Francisco Godínez, como músico y promotor artístico, cayó injustamente en el olvido no mucho después de su muerte. En ello influyeron factores culturales y políticos, pues es de sobra conocido el rechazo generalizado que el régimen postrevolucionario decretó contra el arte musical anterior a su surgimiento, tachado de decimonónico y sistemáticamente relegado. No sería sino en la década de 1990 cuando, gracias a la publicación de las memorias de uno de sus alumnos distinguidos, Alfredo Carrasco, y al estudio crítico de ellas por parte de la maestra Lucero Enríquez, la figura de Godínez se asomaría de nuevo, tímidamente, y despertaría un creciente interés. Dados los nuevos descubrimientos acerca de los méritos de su vida y obra, se espera que tal interés sea permanente.

 



[1]Texto publicado en el libro Aires de Guadalajara, historia del órgano tubular en la capital de Jalisco, Guadalajara, Consejo Estatal para la Cultura y las Artes, 2013.

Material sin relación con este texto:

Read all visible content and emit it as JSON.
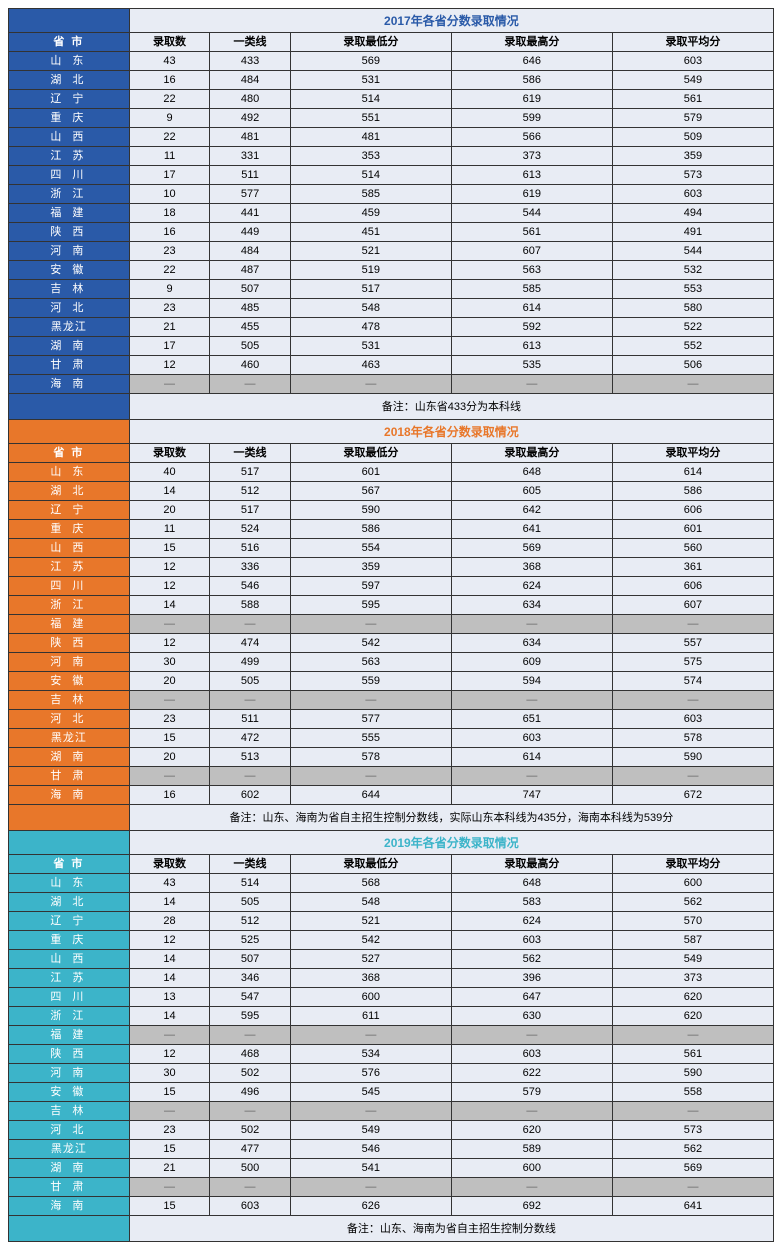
{
  "columns": [
    "省 市",
    "录取数",
    "一类线",
    "录取最低分",
    "录取最高分",
    "录取平均分"
  ],
  "sections": [
    {
      "title": "2017年各省分数录取情况",
      "title_color": "#2a5aa8",
      "sidebar_color": "#2a5aa8",
      "note": "备注：山东省433分为本科线",
      "rows": [
        {
          "prov": "山 东",
          "v": [
            "43",
            "433",
            "569",
            "646",
            "603"
          ]
        },
        {
          "prov": "湖 北",
          "v": [
            "16",
            "484",
            "531",
            "586",
            "549"
          ]
        },
        {
          "prov": "辽 宁",
          "v": [
            "22",
            "480",
            "514",
            "619",
            "561"
          ]
        },
        {
          "prov": "重 庆",
          "v": [
            "9",
            "492",
            "551",
            "599",
            "579"
          ]
        },
        {
          "prov": "山 西",
          "v": [
            "22",
            "481",
            "481",
            "566",
            "509"
          ]
        },
        {
          "prov": "江 苏",
          "v": [
            "11",
            "331",
            "353",
            "373",
            "359"
          ]
        },
        {
          "prov": "四 川",
          "v": [
            "17",
            "511",
            "514",
            "613",
            "573"
          ]
        },
        {
          "prov": "浙 江",
          "v": [
            "10",
            "577",
            "585",
            "619",
            "603"
          ]
        },
        {
          "prov": "福 建",
          "v": [
            "18",
            "441",
            "459",
            "544",
            "494"
          ]
        },
        {
          "prov": "陕 西",
          "v": [
            "16",
            "449",
            "451",
            "561",
            "491"
          ]
        },
        {
          "prov": "河 南",
          "v": [
            "23",
            "484",
            "521",
            "607",
            "544"
          ]
        },
        {
          "prov": "安 徽",
          "v": [
            "22",
            "487",
            "519",
            "563",
            "532"
          ]
        },
        {
          "prov": "吉 林",
          "v": [
            "9",
            "507",
            "517",
            "585",
            "553"
          ]
        },
        {
          "prov": "河 北",
          "v": [
            "23",
            "485",
            "548",
            "614",
            "580"
          ]
        },
        {
          "prov": "黑龙江",
          "v": [
            "21",
            "455",
            "478",
            "592",
            "522"
          ]
        },
        {
          "prov": "湖 南",
          "v": [
            "17",
            "505",
            "531",
            "613",
            "552"
          ]
        },
        {
          "prov": "甘 肃",
          "v": [
            "12",
            "460",
            "463",
            "535",
            "506"
          ]
        },
        {
          "prov": "海 南",
          "v": [
            null,
            null,
            null,
            null,
            null
          ]
        }
      ]
    },
    {
      "title": "2018年各省分数录取情况",
      "title_color": "#e8772a",
      "sidebar_color": "#e8772a",
      "note": "备注：山东、海南为省自主招生控制分数线，实际山东本科线为435分，海南本科线为539分",
      "rows": [
        {
          "prov": "山 东",
          "v": [
            "40",
            "517",
            "601",
            "648",
            "614"
          ]
        },
        {
          "prov": "湖 北",
          "v": [
            "14",
            "512",
            "567",
            "605",
            "586"
          ]
        },
        {
          "prov": "辽 宁",
          "v": [
            "20",
            "517",
            "590",
            "642",
            "606"
          ]
        },
        {
          "prov": "重 庆",
          "v": [
            "11",
            "524",
            "586",
            "641",
            "601"
          ]
        },
        {
          "prov": "山 西",
          "v": [
            "15",
            "516",
            "554",
            "569",
            "560"
          ]
        },
        {
          "prov": "江 苏",
          "v": [
            "12",
            "336",
            "359",
            "368",
            "361"
          ]
        },
        {
          "prov": "四 川",
          "v": [
            "12",
            "546",
            "597",
            "624",
            "606"
          ]
        },
        {
          "prov": "浙 江",
          "v": [
            "14",
            "588",
            "595",
            "634",
            "607"
          ]
        },
        {
          "prov": "福 建",
          "v": [
            null,
            null,
            null,
            null,
            null
          ]
        },
        {
          "prov": "陕 西",
          "v": [
            "12",
            "474",
            "542",
            "634",
            "557"
          ]
        },
        {
          "prov": "河 南",
          "v": [
            "30",
            "499",
            "563",
            "609",
            "575"
          ]
        },
        {
          "prov": "安 徽",
          "v": [
            "20",
            "505",
            "559",
            "594",
            "574"
          ]
        },
        {
          "prov": "吉 林",
          "v": [
            null,
            null,
            null,
            null,
            null
          ]
        },
        {
          "prov": "河 北",
          "v": [
            "23",
            "511",
            "577",
            "651",
            "603"
          ]
        },
        {
          "prov": "黑龙江",
          "v": [
            "15",
            "472",
            "555",
            "603",
            "578"
          ]
        },
        {
          "prov": "湖 南",
          "v": [
            "20",
            "513",
            "578",
            "614",
            "590"
          ]
        },
        {
          "prov": "甘 肃",
          "v": [
            null,
            null,
            null,
            null,
            null
          ]
        },
        {
          "prov": "海 南",
          "v": [
            "16",
            "602",
            "644",
            "747",
            "672"
          ]
        }
      ]
    },
    {
      "title": "2019年各省分数录取情况",
      "title_color": "#3cb4c9",
      "sidebar_color": "#3cb4c9",
      "note": "备注：山东、海南为省自主招生控制分数线",
      "rows": [
        {
          "prov": "山 东",
          "v": [
            "43",
            "514",
            "568",
            "648",
            "600"
          ]
        },
        {
          "prov": "湖 北",
          "v": [
            "14",
            "505",
            "548",
            "583",
            "562"
          ]
        },
        {
          "prov": "辽 宁",
          "v": [
            "28",
            "512",
            "521",
            "624",
            "570"
          ]
        },
        {
          "prov": "重 庆",
          "v": [
            "12",
            "525",
            "542",
            "603",
            "587"
          ]
        },
        {
          "prov": "山 西",
          "v": [
            "14",
            "507",
            "527",
            "562",
            "549"
          ]
        },
        {
          "prov": "江 苏",
          "v": [
            "14",
            "346",
            "368",
            "396",
            "373"
          ]
        },
        {
          "prov": "四 川",
          "v": [
            "13",
            "547",
            "600",
            "647",
            "620"
          ]
        },
        {
          "prov": "浙 江",
          "v": [
            "14",
            "595",
            "611",
            "630",
            "620"
          ]
        },
        {
          "prov": "福 建",
          "v": [
            null,
            null,
            null,
            null,
            null
          ]
        },
        {
          "prov": "陕 西",
          "v": [
            "12",
            "468",
            "534",
            "603",
            "561"
          ]
        },
        {
          "prov": "河 南",
          "v": [
            "30",
            "502",
            "576",
            "622",
            "590"
          ]
        },
        {
          "prov": "安 徽",
          "v": [
            "15",
            "496",
            "545",
            "579",
            "558"
          ]
        },
        {
          "prov": "吉 林",
          "v": [
            null,
            null,
            null,
            null,
            null
          ]
        },
        {
          "prov": "河 北",
          "v": [
            "23",
            "502",
            "549",
            "620",
            "573"
          ]
        },
        {
          "prov": "黑龙江",
          "v": [
            "15",
            "477",
            "546",
            "589",
            "562"
          ]
        },
        {
          "prov": "湖 南",
          "v": [
            "21",
            "500",
            "541",
            "600",
            "569"
          ]
        },
        {
          "prov": "甘 肃",
          "v": [
            null,
            null,
            null,
            null,
            null
          ]
        },
        {
          "prov": "海 南",
          "v": [
            "15",
            "603",
            "626",
            "692",
            "641"
          ]
        }
      ]
    }
  ]
}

[2] Alberto Santoscoy, Obras completas, Guadalajara, Unidad Editorial del Gobierno del Estado, 1984, t. I-II, p. 666.

[3]Alfredo Carrasco, Mis recuerdos, edición crítica de Lucero Enríquez Rubio, México, UNAM, 1996, pp. 145-146.

[4]Liquidaciones de los sueldos de los empleados de la Catedral para el año 1901, 8 de mayo de 1901, Archivo Histórico de la Arquidiócesis de Guadalajara.

[5] Carrasco, op. cit., nota 2, p. 212.

[6] Acta número 18, Notario Ignacio Chávez, 5 de abril de 1899, Guadalajara. Archivo personal de Edelmira Bretón Godínez.

[7]Idem.

[8]Idem.

[9] José de Mendizábal, Segundo calendario y directorio de la ciudad de Guadalajara para el año de 1910, Guadalajara, Librería de Font y Velasco, 1909, p. 58.

[10] “Lo que va de ayer a hoy”, en El Informador. Guadalajara, 31 de diciembre de 1974, p. 7-D.

[11] Testimonio del arquitecto Juan Ángel Leaño Aceves, hijo del doctor Ángel Leaño, al presbítero Tomás de Híjar (22 de diciembre de 2011).